Chinese automobile manufacturer

SiTech (新特), also known as Xinte Auto (电动屋), is a Chinese automobile manufacturer headquartered in Changchun, China, that specializes in producing electric vehicles. Gyon is a luxury sub-division of SiTech.

== History ==

In April 2018, during the Beijing Auto Show, the Chinese automotive conglomerate FAW Group presented a new brand intended for the production and sale of urban electric cars. SiTech was created as a response to local initiatives such as Dearcc and Ora. The first SiTech model was the DEV1 small hatchback, which, after its premiere in the spring of 2018, went on sale in the third quarter that year, was intended exclusively for the Chinese domestic market.

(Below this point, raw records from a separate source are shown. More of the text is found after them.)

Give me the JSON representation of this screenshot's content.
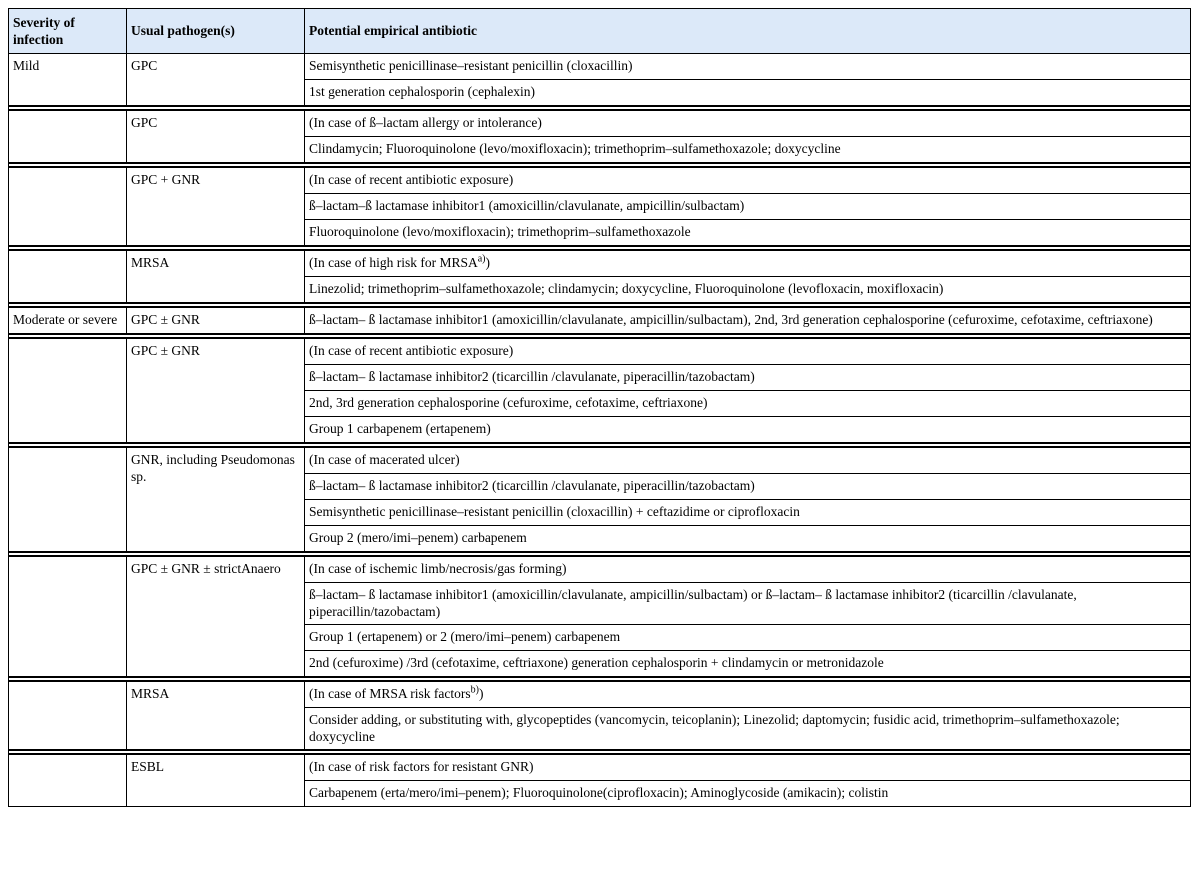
{
  "table": {
    "headers": [
      "Severity of infection",
      "Usual pathogen(s)",
      "Potential empirical antibiotic"
    ],
    "groups": [
      {
        "severity": "Mild",
        "pathogen": "GPC",
        "rows": [
          "Semisynthetic penicillinase–resistant penicillin (cloxacillin)",
          "1st generation cephalosporin (cephalexin)"
        ]
      },
      {
        "severity": "",
        "pathogen": "GPC",
        "rows": [
          "(In case of ß–lactam allergy or intolerance)",
          "Clindamycin; Fluoroquinolone (levo/moxifloxacin); trimethoprim–sulfamethoxazole; doxycycline"
        ]
      },
      {
        "severity": "",
        "pathogen": "GPC + GNR",
        "rows": [
          "(In case of recent antibiotic exposure)",
          "ß–lactam–ß lactamase inhibitor1 (amoxicillin/clavulanate, ampicillin/sulbactam)",
          "Fluoroquinolone (levo/moxifloxacin); trimethoprim–sulfamethoxazole"
        ]
      },
      {
        "severity": "",
        "pathogen": "MRSA",
        "rows": [
          "(In case of high risk for MRSA",
          "Linezolid; trimethoprim–sulfamethoxazole; clindamycin; doxycycline, Fluoroquinolone (levofloxacin, moxifloxacin)"
        ],
        "sup0": "a)",
        "sup0_after": ")"
      },
      {
        "severity": "Moderate or severe",
        "pathogen": "GPC ± GNR",
        "rows": [
          "ß–lactam– ß lactamase inhibitor1 (amoxicillin/clavulanate, ampicillin/sulbactam), 2nd, 3rd generation cephalosporine (cefuroxime, cefotaxime, ceftriaxone)"
        ]
      },
      {
        "severity": "",
        "pathogen": "GPC ± GNR",
        "rows": [
          "(In case of recent antibiotic exposure)",
          "ß–lactam– ß lactamase inhibitor2 (ticarcillin /clavulanate, piperacillin/tazobactam)",
          "2nd, 3rd generation cephalosporine (cefuroxime, cefotaxime, ceftriaxone)",
          "Group 1 carbapenem (ertapenem)"
        ]
      },
      {
        "severity": "",
        "pathogen": "GNR, including Pseudomonas sp.",
        "rows": [
          "(In case of macerated ulcer)",
          "ß–lactam– ß lactamase inhibitor2 (ticarcillin /clavulanate, piperacillin/tazobactam)",
          "Semisynthetic penicillinase–resistant penicillin (cloxacillin) + ceftazidime or ciprofloxacin",
          "Group 2 (mero/imi–penem) carbapenem"
        ]
      },
      {
        "severity": "",
        "pathogen": "GPC ± GNR ± strictAnaero",
        "rows": [
          "(In case of ischemic limb/necrosis/gas forming)",
          "ß–lactam– ß lactamase inhibitor1 (amoxicillin/clavulanate, ampicillin/sulbactam) or ß–lactam– ß lactamase inhibitor2 (ticarcillin /clavulanate, piperacillin/tazobactam)",
          "Group 1 (ertapenem) or 2 (mero/imi–penem) carbapenem",
          "2nd (cefuroxime) /3rd (cefotaxime, ceftriaxone) generation cephalosporin + clindamycin or metronidazole"
        ]
      },
      {
        "severity": "",
        "pathogen": "MRSA",
        "rows": [
          "(In case of MRSA risk factors",
          "Consider adding, or substituting with, glycopeptides (vancomycin, teicoplanin); Linezolid; daptomycin; fusidic acid, trimethoprim–sulfamethoxazole; doxycycline"
        ],
        "sup0": "b)",
        "sup0_after": ")"
      },
      {
        "severity": "",
        "pathogen": "ESBL",
        "rows": [
          "(In case of risk factors for resistant GNR)",
          "Carbapenem (erta/mero/imi–penem); Fluoroquinolone(ciprofloxacin); Aminoglycoside (amikacin); colistin"
        ]
      }
    ]
  }
}
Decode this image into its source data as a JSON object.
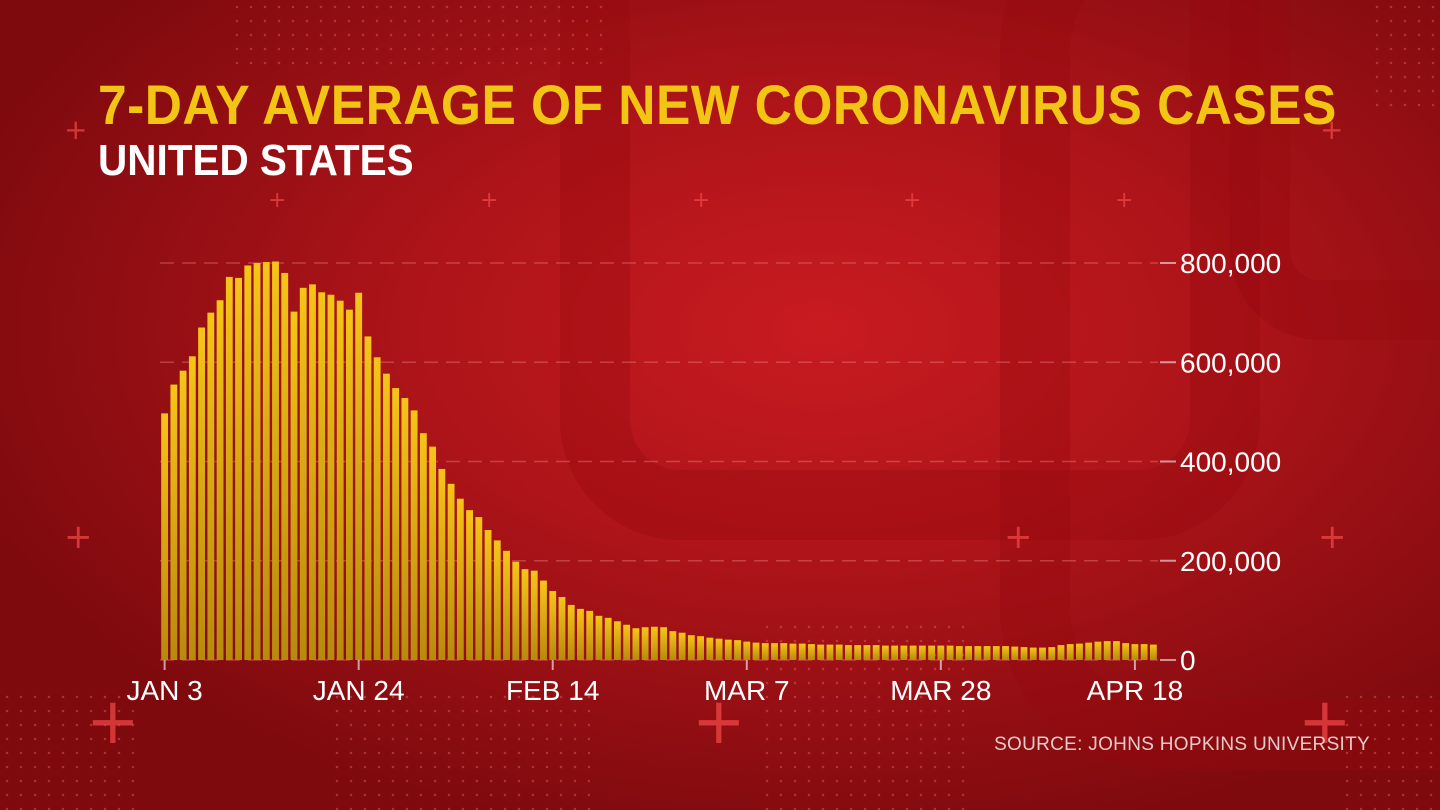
{
  "title": "7-DAY AVERAGE OF NEW CORONAVIRUS CASES",
  "subtitle": "UNITED STATES",
  "source": "SOURCE: JOHNS HOPKINS UNIVERSITY",
  "colors": {
    "bar_top": "#f5c518",
    "bar_bottom": "#b88a0c",
    "title": "#f2c413",
    "subtitle": "#ffffff",
    "background": "#b3151a"
  },
  "chart_data": {
    "type": "bar",
    "title": "7-DAY AVERAGE OF NEW CORONAVIRUS CASES",
    "subtitle": "UNITED STATES",
    "xlabel": "",
    "ylabel": "",
    "ylim": [
      0,
      800000
    ],
    "y_ticks": [
      0,
      200000,
      400000,
      600000,
      800000
    ],
    "y_tick_labels": [
      "0",
      "200,000",
      "400,000",
      "600,000",
      "800,000"
    ],
    "x_tick_labels": [
      "JAN 3",
      "JAN 24",
      "FEB 14",
      "MAR 7",
      "MAR 28",
      "APR 18"
    ],
    "x_tick_index": [
      0,
      21,
      42,
      63,
      84,
      105
    ],
    "grid": true,
    "y_axis_position": "right",
    "values": [
      497000,
      555000,
      583000,
      612000,
      670000,
      700000,
      725000,
      772000,
      770000,
      795000,
      800000,
      802000,
      803000,
      780000,
      702000,
      750000,
      757000,
      741000,
      736000,
      724000,
      706000,
      740000,
      652000,
      610000,
      577000,
      548000,
      528000,
      503000,
      457000,
      430000,
      385000,
      355000,
      325000,
      302000,
      288000,
      262000,
      241000,
      220000,
      198000,
      183000,
      180000,
      160000,
      139000,
      127000,
      111000,
      103000,
      99000,
      89000,
      85000,
      78000,
      71000,
      64000,
      66000,
      67000,
      66000,
      58000,
      55000,
      50000,
      48000,
      45000,
      43000,
      41000,
      40000,
      37000,
      35000,
      34000,
      34000,
      34000,
      33000,
      33000,
      32000,
      31000,
      31000,
      31000,
      30000,
      30000,
      30000,
      30000,
      29000,
      29000,
      29000,
      29000,
      29000,
      29000,
      29000,
      29000,
      28000,
      28000,
      28000,
      28000,
      28000,
      28000,
      27000,
      26000,
      25000,
      25000,
      26000,
      30000,
      32000,
      33000,
      35000,
      37000,
      38000,
      38000,
      34000,
      32000,
      32000,
      31000
    ]
  }
}
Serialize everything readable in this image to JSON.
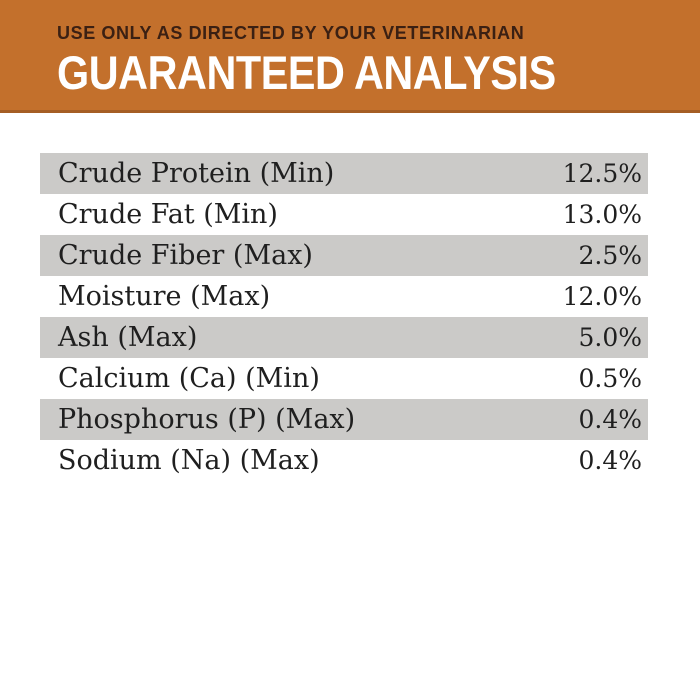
{
  "header": {
    "subtitle": "USE ONLY AS DIRECTED BY YOUR VETERINARIAN",
    "title": "GUARANTEED ANALYSIS",
    "background_color": "#C3702C",
    "subtitle_color": "#3B2013",
    "title_color": "#FFFFFF"
  },
  "table": {
    "stripe_color": "#CBCAC8",
    "text_color": "#1F1F1F",
    "rows": [
      {
        "label": "Crude Protein (Min)",
        "value": "12.5%"
      },
      {
        "label": "Crude Fat (Min)",
        "value": "13.0%"
      },
      {
        "label": "Crude Fiber (Max)",
        "value": "2.5%"
      },
      {
        "label": "Moisture (Max)",
        "value": "12.0%"
      },
      {
        "label": "Ash (Max)",
        "value": "5.0%"
      },
      {
        "label": "Calcium (Ca) (Min)",
        "value": "0.5%"
      },
      {
        "label": "Phosphorus (P) (Max)",
        "value": "0.4%"
      },
      {
        "label": "Sodium (Na) (Max)",
        "value": "0.4%"
      }
    ]
  }
}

In January 2019, the manufacturer managed to sell the first 4,000 units of the DEV1. However, the company's results did not meet long-term expectations, and disappeared from the market after only 2 years at the end of 2020, and the SiTech DEV1 was transferred to the EV House brand.
==Vehicles==
===Current models===
SiTech currently has three production vehicles.

| Model | Photo | Specifications |
|---|---|---|
| SiTech DEV1 |  | Body style: Hatchback Class: A Doors: 5 Seats: 4 Battery: 35 kWh Production: 2018–present Revealed: 2018 Beijing Auto Show |
| SiTech MEV |  | Body style: Sedan Class: Doors: 4 Seats: 5 Battery: 51 kWh Production: 2020 Revealed: 2020 |
| SiTech AEVS |  | Body style: Hatchback Class: Doors: 5 Seats: 4 Battery: Production: 2018–2020 Revealed: 2020 |

==Sales==

SiTech sold 300,000 units from 2019 to 2020.